Rumor based selloff.
CCME shares have experienced significant volatility recently; shares were down 9.6% yesterday and down 27% from a month ago when the company reported strong Q2 results. We believe the sell off is related to negative events at unrelated, but also Chinese, public companies that has created a specter of doubt being cast across the entire universe of US listed Chinese companies. We view this type of dislocation opportunity as an incredibly attractive entrance point to new investors.

Deloitte, Starr, and our channel checks with bus operators and advertisers.
In the past two months, we have talked to a number of bus operators and advertisers, who have been working with the company for 3-5 years. They have provided positive feedback on their working relationship with CCME. We have also had discussions with a key executive at Starr International, a New York based private equity firm, who explained their own thorough due diligence that was conducted before their $30MM investment in the company in January 2010. They hired independent third parties to do business due diligence, financial due diligence and legal due diligence. Starr International has a board seat, advises on strategic directions and monitors the company’s financials on a monthly basis. CCME hired Deloitte Touche Tohmatsu as its independent auditor on December 4, 2009, who has audited CCME’s 2009 annual report and reviewed its quarterly results in the first two quarters of ’10.

Investor day.

The company hosted an investor day on September 7. This event was attended by approximately 20 institutional investors. The format was an introduction to two bus operators, two advertisers, and the market research firm CTR before CCME’s management team gave presentations to the investors. The group also toured the buses and bus stations which carry CCME’s operation.

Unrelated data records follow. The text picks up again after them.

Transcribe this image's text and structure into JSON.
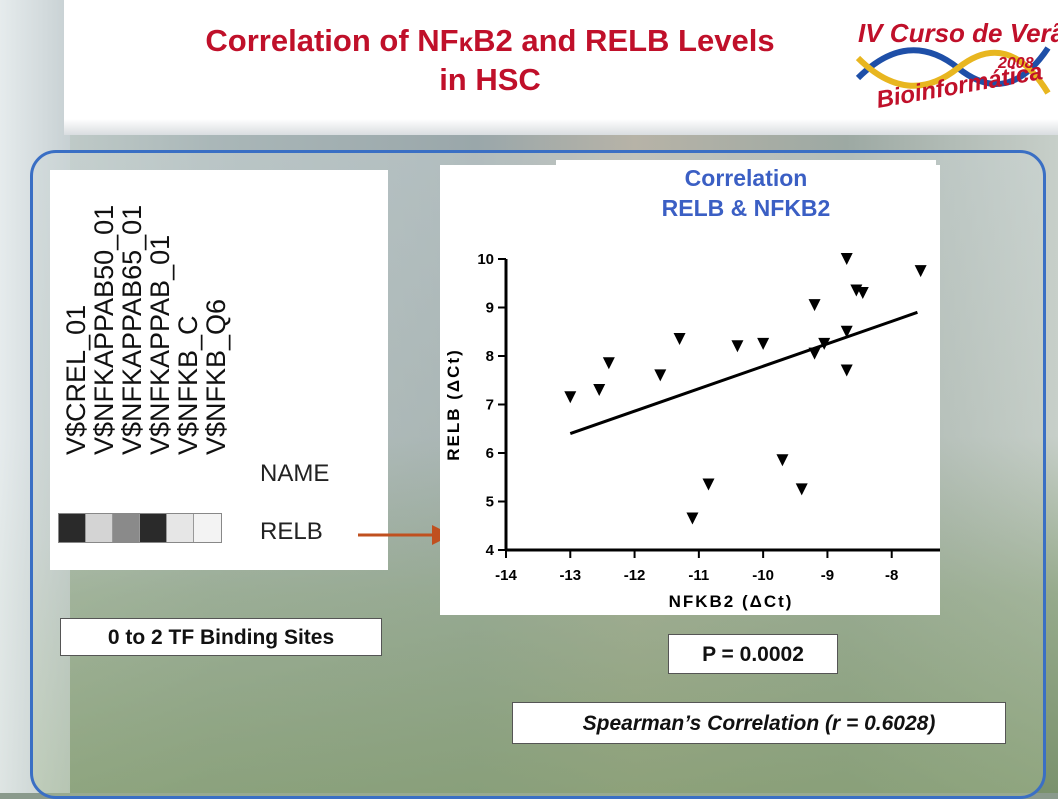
{
  "slide": {
    "title_part1": "Correlation of NF",
    "title_kappa": "κ",
    "title_part2": "B2 and RELB Levels",
    "title_line2": "in HSC",
    "logo_line1": "IV Curso de Verão",
    "logo_year": "2008",
    "logo_line2": "Bioinformática"
  },
  "matrix": {
    "tf_names": [
      "V$CREL_01",
      "V$NFKAPPAB50_01",
      "V$NFKAPPAB65_01",
      "V$NFKAPPAB_01",
      "V$NFKB_C",
      "V$NFKB_Q6"
    ],
    "header_label": "NAME",
    "row_label": "RELB",
    "cell_colors": [
      "#2a2a2a",
      "#d4d4d4",
      "#8a8a8a",
      "#2a2a2a",
      "#e6e6e6",
      "#f3f3f3"
    ],
    "legend_text": "0 to 2 TF Binding Sites"
  },
  "stats": {
    "p_value_text": "P = 0.0002",
    "spearman_text": "Spearman’s Correlation (r = 0.6028)"
  },
  "colors": {
    "title_red": "#c0102a",
    "chart_title_blue": "#3b5fc4",
    "panel_border": "#3a6fc4",
    "arrow": "#c0501f"
  },
  "chart_data": {
    "type": "scatter",
    "title_line1": "Correlation",
    "title_line2": "RELB & NFKB2",
    "xlabel": "NFKB2 (ΔCt)",
    "ylabel": "RELB (ΔCt)",
    "xlim": [
      -14,
      -7
    ],
    "ylim": [
      4,
      10
    ],
    "xticks": [
      -14,
      -13,
      -12,
      -11,
      -10,
      -9,
      -8,
      -7
    ],
    "yticks": [
      4,
      5,
      6,
      7,
      8,
      9,
      10
    ],
    "marker": "down-triangle",
    "points": [
      {
        "x": -13.0,
        "y": 7.15
      },
      {
        "x": -12.55,
        "y": 7.3
      },
      {
        "x": -12.4,
        "y": 7.85
      },
      {
        "x": -11.6,
        "y": 7.6
      },
      {
        "x": -11.3,
        "y": 8.35
      },
      {
        "x": -11.1,
        "y": 4.65
      },
      {
        "x": -10.85,
        "y": 5.35
      },
      {
        "x": -10.4,
        "y": 8.2
      },
      {
        "x": -10.0,
        "y": 8.25
      },
      {
        "x": -9.7,
        "y": 5.85
      },
      {
        "x": -9.4,
        "y": 5.25
      },
      {
        "x": -9.2,
        "y": 9.05
      },
      {
        "x": -9.2,
        "y": 8.05
      },
      {
        "x": -9.05,
        "y": 8.25
      },
      {
        "x": -8.7,
        "y": 10.0
      },
      {
        "x": -8.7,
        "y": 8.5
      },
      {
        "x": -8.7,
        "y": 7.7
      },
      {
        "x": -8.55,
        "y": 9.35
      },
      {
        "x": -8.45,
        "y": 9.3
      },
      {
        "x": -7.55,
        "y": 9.75
      }
    ],
    "trendline": {
      "x": [
        -13.0,
        -7.6
      ],
      "y": [
        6.4,
        8.9
      ]
    }
  }
}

Fundamentals remain strong.
The company generated $25MM in operating cash flow in Q2 ($38MM in 1H10), and had $139MM cash and no debt (or $3.89 in net cash per share) as of 6/30/2010. The company generated $46MM in net income in 1H, which exceeded half of the upper end of its full year net income guidance of $82MM-$85MM. Gross margin was improved to 78.7% due to high ASPs and gross margins from its new airport bus business. We believe a 65%+ gross margin is sustainable in the next two years.

Compelling valuation.
At yesterday’s closing price of $7.83, the shares are trading at 3.3x our ’10 EPS estimate. If we back out the $139MM net cash, the shares are trading at 1.7x our ’10 EPS, which represents an unwarranted discount to the double-digit levels in the peer group, in our opinion.

Reiterate Buy.

We believe CCME’s fundamentals are intact. We expect CCME’s impressive growth to continue in 2H given its expansion strategies. We believe the valuation is very compelling; with shares trading at 3.3x forward P/E at current levels. We view the recent stock volatility as a buying opportunity. We reiterate our Buy rating and 12- month price target of $21, which is 8.8x our ’10 EPS estimate.